Par DDK | 30 Juillet 2018 | 1907 lecture(s)

Insalubrité et manque d’hygiène dans la ville

Comment en est-on arrivé là ?

La ville de Béjaïa croule sous les ordures. Aucun quartier n’est épargné par les amoncellements des déchets ménagers anarchiques et des bacs à ordures qui débordent, empestant les environs d’odeurs nauséabondes.

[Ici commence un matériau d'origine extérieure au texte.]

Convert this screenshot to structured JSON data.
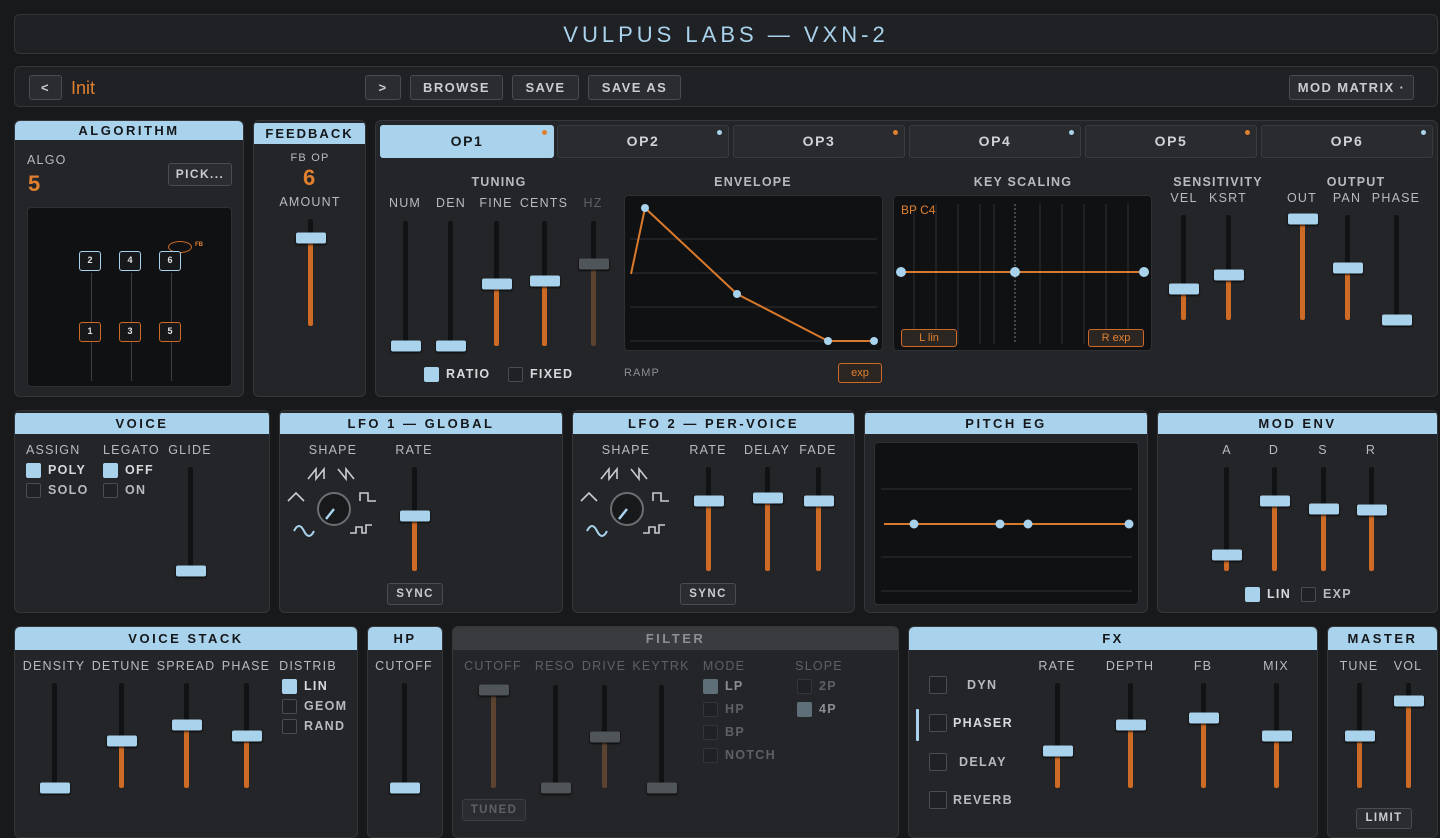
{
  "title": "VULPUS LABS — VXN-2",
  "preset_bar": {
    "prev": "<",
    "name": "Init",
    "next": ">",
    "browse": "BROWSE",
    "save": "SAVE",
    "save_as": "SAVE AS",
    "mod_matrix": "MOD MATRIX ·"
  },
  "algorithm": {
    "header": "ALGORITHM",
    "algo_label": "ALGO",
    "algo_value": "5",
    "pick": "PICK...",
    "fb_tag": "FB",
    "nodes": [
      "2",
      "4",
      "6",
      "1",
      "3",
      "5"
    ]
  },
  "feedback": {
    "header": "FEEDBACK",
    "fb_op_label": "FB OP",
    "fb_op_value": "6",
    "amount_label": "AMOUNT",
    "amount": 0.82
  },
  "ops": {
    "tabs": [
      {
        "label": "OP1",
        "dot": "#e0802f"
      },
      {
        "label": "OP2",
        "dot": "#a9d3ec"
      },
      {
        "label": "OP3",
        "dot": "#e0802f"
      },
      {
        "label": "OP4",
        "dot": "#a9d3ec"
      },
      {
        "label": "OP5",
        "dot": "#e0802f"
      },
      {
        "label": "OP6",
        "dot": "#a9d3ec"
      }
    ],
    "active": "OP1"
  },
  "tuning": {
    "header": "TUNING",
    "num": "NUM",
    "den": "DEN",
    "fine": "FINE",
    "cents": "CENTS",
    "hz": "HZ",
    "ratio": "RATIO",
    "fixed": "FIXED",
    "values": {
      "num": 0.0,
      "den": 0.0,
      "fine": 0.5,
      "cents": 0.52,
      "hz": 0.66
    }
  },
  "envelope": {
    "header": "ENVELOPE",
    "ramp": "RAMP",
    "curve": "exp"
  },
  "key_scaling": {
    "header": "KEY SCALING",
    "bp": "BP C4",
    "left": "L lin",
    "right": "R exp"
  },
  "sensitivity": {
    "header": "SENSITIVITY",
    "vel": "VEL",
    "ksrt": "KSRT",
    "values": {
      "vel": 0.3,
      "ksrt": 0.43
    }
  },
  "output": {
    "header": "OUTPUT",
    "out": "OUT",
    "pan": "PAN",
    "phase": "PHASE",
    "values": {
      "out": 0.96,
      "pan": 0.5,
      "phase": 0.0
    }
  },
  "voice": {
    "header": "VOICE",
    "assign": "ASSIGN",
    "legato": "LEGATO",
    "glide": "GLIDE",
    "poly": "POLY",
    "solo": "SOLO",
    "off": "OFF",
    "on": "ON",
    "glide_value": 0.0
  },
  "lfo1": {
    "header": "LFO 1 — GLOBAL",
    "shape": "SHAPE",
    "rate": "RATE",
    "sync": "SYNC",
    "rate_value": 0.53
  },
  "lfo2": {
    "header": "LFO 2 — PER-VOICE",
    "shape": "SHAPE",
    "rate": "RATE",
    "delay": "DELAY",
    "fade": "FADE",
    "sync": "SYNC",
    "values": {
      "rate": 0.67,
      "delay": 0.7,
      "fade": 0.67
    }
  },
  "pitch_eg": {
    "header": "PITCH EG"
  },
  "mod_env": {
    "header": "MOD ENV",
    "a": "A",
    "d": "D",
    "s": "S",
    "r": "R",
    "lin": "LIN",
    "exp": "EXP",
    "values": {
      "a": 0.15,
      "d": 0.67,
      "s": 0.6,
      "r": 0.59
    }
  },
  "voice_stack": {
    "header": "VOICE STACK",
    "density": "DENSITY",
    "detune": "DETUNE",
    "spread": "SPREAD",
    "phase": "PHASE",
    "distrib": "DISTRIB",
    "lin": "LIN",
    "geom": "GEOM",
    "rand": "RAND",
    "values": {
      "density": 0.0,
      "detune": 0.45,
      "spread": 0.6,
      "phase": 0.5
    }
  },
  "hp": {
    "header": "HP",
    "cutoff": "CUTOFF",
    "cutoff_value": 0.0
  },
  "filter": {
    "header": "FILTER",
    "cutoff": "CUTOFF",
    "reso": "RESO",
    "drive": "DRIVE",
    "keytrk": "KEYTRK",
    "mode": "MODE",
    "slope": "SLOPE",
    "lp": "LP",
    "hp": "HP",
    "bp": "BP",
    "notch": "NOTCH",
    "s2p": "2P",
    "s4p": "4P",
    "tuned": "TUNED",
    "values": {
      "cutoff": 0.95,
      "reso": 0.0,
      "drive": 0.5,
      "keytrk": 0.0
    }
  },
  "fx": {
    "header": "FX",
    "dyn": "DYN",
    "phaser": "PHASER",
    "delay": "DELAY",
    "reverb": "REVERB",
    "rate": "RATE",
    "depth": "DEPTH",
    "fb": "FB",
    "mix": "MIX",
    "values": {
      "rate": 0.35,
      "depth": 0.6,
      "fb": 0.67,
      "mix": 0.5
    }
  },
  "master": {
    "header": "MASTER",
    "tune": "TUNE",
    "vol": "VOL",
    "limit": "LIMIT",
    "values": {
      "tune": 0.5,
      "vol": 0.83
    }
  }
}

Des critiques des plus acerbes pleuvent de tous les côtés sur le maire de Béjaïa, M. Merzougui Hocine, et son équipe, les accusant de n’avoir rien fait depuis leur installation pour améliorer la situation de la ville. Ayant fait le dos rond pendant un certain temps, le P/APC est finalement sorti de sa réserve. Dans une vidéo de plus de 14 minutes, publiée sur les réseaux sociaux, il s’excusera, d’emblée, auprès de la population en exprimant, en tant que citoyen et responsable, son regret de voir la ville de Béjaïa en proie à la pollution. Il précisera, toutefois, que «même si maintenant il y en (déchets) a un peu plus, la ville de Béjaïa était sale bien avant son arrivée à la tête de l’APC, et jusqu’à l’an dernier, l’APC disposait de 23 camions à bennes tasseuses, maintenant il n’en reste que 5. Les autres sont tombés en panne ou carrément sabotés par certains esprits qui ne veulent pas du bien à notre ville». Le P/APC de Béjaïa ajoute que «durant les années précédentes, la ville bénéficiait des prestations de Blanche-Algérie dont l’effectif avait atteint les 1 100 travailleurs. Aujourd’hui, il n’en reste aucun». Ces entraves de taille ont fait que la ville, a-t-il poursuivi, ne sont évidemment pas de nature à favoriser le bon entretien de la ville. Certains ont fortement reproché aux responsables de l’APC de s’être focalisés sur la création de l’EPIC. Cet EPIC s’il était réalisé aurait été la solution idéale pour la propreté de la ville, soutient-il. Si l’APC n’a pas les moyens de s’offrir du matériel ou de recruter du personnel à cause du gel national du recrutement, l’EPIC, en revanche, aurait eu toute la latitude d’acquérir du matériel de nettoiement et procéder au recrutement du personnel. Mais sa création, selon le maire, a été empêchée par l’administration qui, selon lui, ne s’est pas tellement fatiguée pour aider à la propreté de la ville.

B Mouhoub.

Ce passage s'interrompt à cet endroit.